沈白枫恍然大悟的点头问:“那我可以为你做些什么吗?哪怕是很小的事,我都可以。”不为同情,只为心中的心绪相连。
“我的身外化身会将他带来这里,但我已经等不到他了。”白衣的神念晃动着,“你如果见到他了,就帮我问他一句话吧。”虽然他再也听不到回答了。
“没问题,你说。”沈白枫心里不是滋味,是同情也是悲凉的无奈。
“你就问问他:‘师兄,你还愿意护着我吗?不是为了宗门,只是我。’”白衣的神念虚影晃动着,微微一笑,非常美的模样。
“好!”沈白枫生怕他听不到,说的声音大极了。
白影一晃,就这么慢慢飘着后退,沉入了手中,却惊不起一丝水花,最后一个笑容随着他的身影一同消失了。
“谢谢你。
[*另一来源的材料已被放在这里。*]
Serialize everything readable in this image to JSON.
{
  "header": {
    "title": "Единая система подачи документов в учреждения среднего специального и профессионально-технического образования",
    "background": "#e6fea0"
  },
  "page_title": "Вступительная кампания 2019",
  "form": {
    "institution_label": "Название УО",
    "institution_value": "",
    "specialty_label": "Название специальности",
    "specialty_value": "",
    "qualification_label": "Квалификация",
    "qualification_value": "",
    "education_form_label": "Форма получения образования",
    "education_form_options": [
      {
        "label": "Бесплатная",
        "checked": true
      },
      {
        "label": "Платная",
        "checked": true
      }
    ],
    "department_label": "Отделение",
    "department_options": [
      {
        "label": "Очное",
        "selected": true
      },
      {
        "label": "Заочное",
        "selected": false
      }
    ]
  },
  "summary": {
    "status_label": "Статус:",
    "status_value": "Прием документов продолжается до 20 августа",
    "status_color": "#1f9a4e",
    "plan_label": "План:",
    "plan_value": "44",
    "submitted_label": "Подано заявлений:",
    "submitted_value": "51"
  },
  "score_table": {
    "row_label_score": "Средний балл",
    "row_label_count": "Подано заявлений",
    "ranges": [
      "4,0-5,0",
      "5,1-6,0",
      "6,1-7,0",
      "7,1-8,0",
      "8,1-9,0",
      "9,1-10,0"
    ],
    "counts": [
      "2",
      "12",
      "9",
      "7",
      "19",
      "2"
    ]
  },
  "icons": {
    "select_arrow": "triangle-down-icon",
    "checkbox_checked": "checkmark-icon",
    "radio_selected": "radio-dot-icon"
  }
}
”我的转世。
轻浅的声线重拾温柔,是当初最美的年华,也是少年最纯真的年代。
沈白枫随着他走了几步,抬着头望着远不可及的天穹,泪花在眼眶里闪动,凝聚的水雾覆盖了眼球。
成串的泪珠闪动着掉下来,润湿了脸庞,在下颌处聚成了泪珠,又滴答滴答的往下落。
风声又重新回到了耳中,光的照射让眼睛不自主地闭上,泥土的混合着草木的馨香再次润泽了口鼻。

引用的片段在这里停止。